The Face of Another - Kobo Abe [91]
How would it be, since I was so worried, if I went to meet you? Let’s not jump the gun. If I left now, we would miss each other on the road. Even if you had finished reading, it might well be taking you more time than I had calculated to collect your thoughts and decide how best to answer me. Then there was also the business of burying the mask, which I entrusted to you. Even though you left the notebooks as evidence, you may have decided to smash the button and cut the mask into bits in order to do away with every last vestige of this nightmare, and this may have taken more time than I anticipated. Whichever it was, from now on it was only a question of time. Perhaps you were already on the way home. In three more minutes you would be at the door, ringing your usual two short buzzes. Yes, only two more minutes … one more.…
It didn’t work. Let’s begin again from the beginning Five minutes more … four … three … two … one … As I kept repeating these sequences, nine o’clock came round, then ten, and before I knew it it was almost eleven. Like a steel pipe that has split open under strain, my senses vibrated with the commotion in the distant streets, moaning and answering back in timid whispers. What other possibilities could there be, in heaven’s name? Where else could you go besides returning here? But there was no answer. Naturally. There could be no answer. As long as you were careful and did not misread the notes.…
Then suddenly I let out a curse. Hastily wrapping the bandages around my face, I locked up and hurried out. What was I fiddling around for anyway? I should have made up my mind much sooner! Perhaps it was already too late! Late? How could it be too late? I did not know myself what I meant by that, but my premonitions, darker than the inside of a monster’s throat, spewed out ominous vapor.
The premonitions were absolutely correct. It was a little before midnight when I arrived at the apartment. The light in the room was out and there was no sign of anyone. Cursing the self-complacency with which I had gone on mindlessly waiting until it was so late, I mounted the emergency stairs and opened the door, a bitter taste in my mouth. My heart was pounding like a hammer. After making sure there was no sound in the room, I carefully turned on the light and looked around. You were not there. Your corpse was not there either. The room looked exactly as I had left it. The three notebooks lay on the table, and even the sheet of paper I had put there, with instructions for you to open to the first page of the first notebook, lay untouched under the ink bottle I had weighted it down with. Then you had not been in the room after all. The mystery was growing. Although the burden of my responsibility was lighter, the fact remained that it would be even more of a disaster if you had gone off without reading at all than if you had disappeared after having read.
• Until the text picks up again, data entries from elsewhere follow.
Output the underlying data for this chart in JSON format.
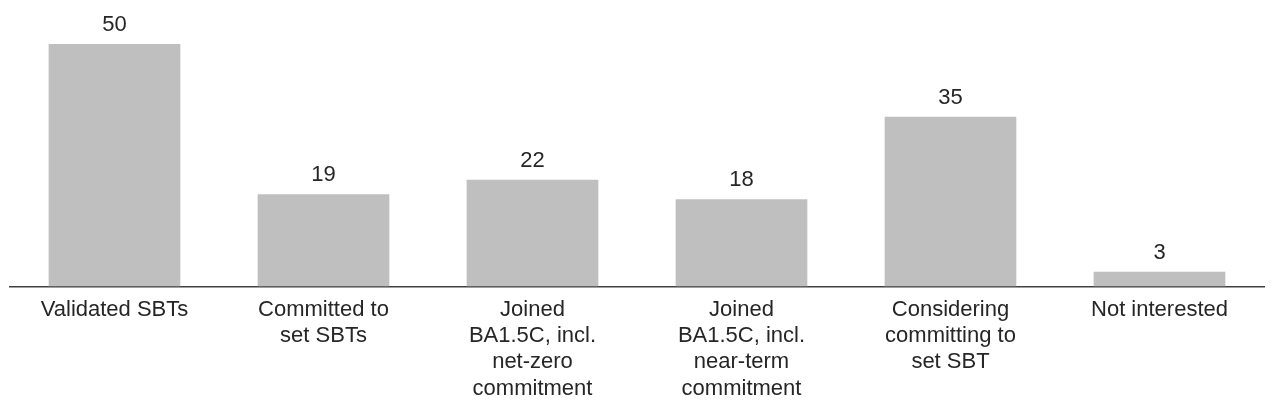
{
  "chart_data": {
    "type": "bar",
    "categories": [
      "Validated SBTs",
      "Committed to set SBTs",
      "Joined BA1.5C, incl. net-zero commitment",
      "Joined BA1.5C, incl. near-term commitment",
      "Considering committing to set SBT",
      "Not interested"
    ],
    "values": [
      50,
      19,
      22,
      18,
      35,
      3
    ],
    "color": "#bfbfbf",
    "data_labels": true,
    "grid": false,
    "legend": false
  }
}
I looked in the closet. Neither the button nor the mask showed the slightest sign of having been touched.
But … just a minute. That smell.… Yes! The smell, faintly colored with the odor of mold and dust, was unmistakably yours. Then you had been here. Yet the fact that the note I had left was in the same place as before seemed to indicate that you had ignored the notebooks.… What in the deuce did it mean when you had taken the pains to come this far?
As I carelessly perused the note, I gave a start. The paper was just like what I had used, but the writing was different. It was a letter addressed to me, written in your hand on the back of my own note. You had apparently disappeared after having read the notebooks.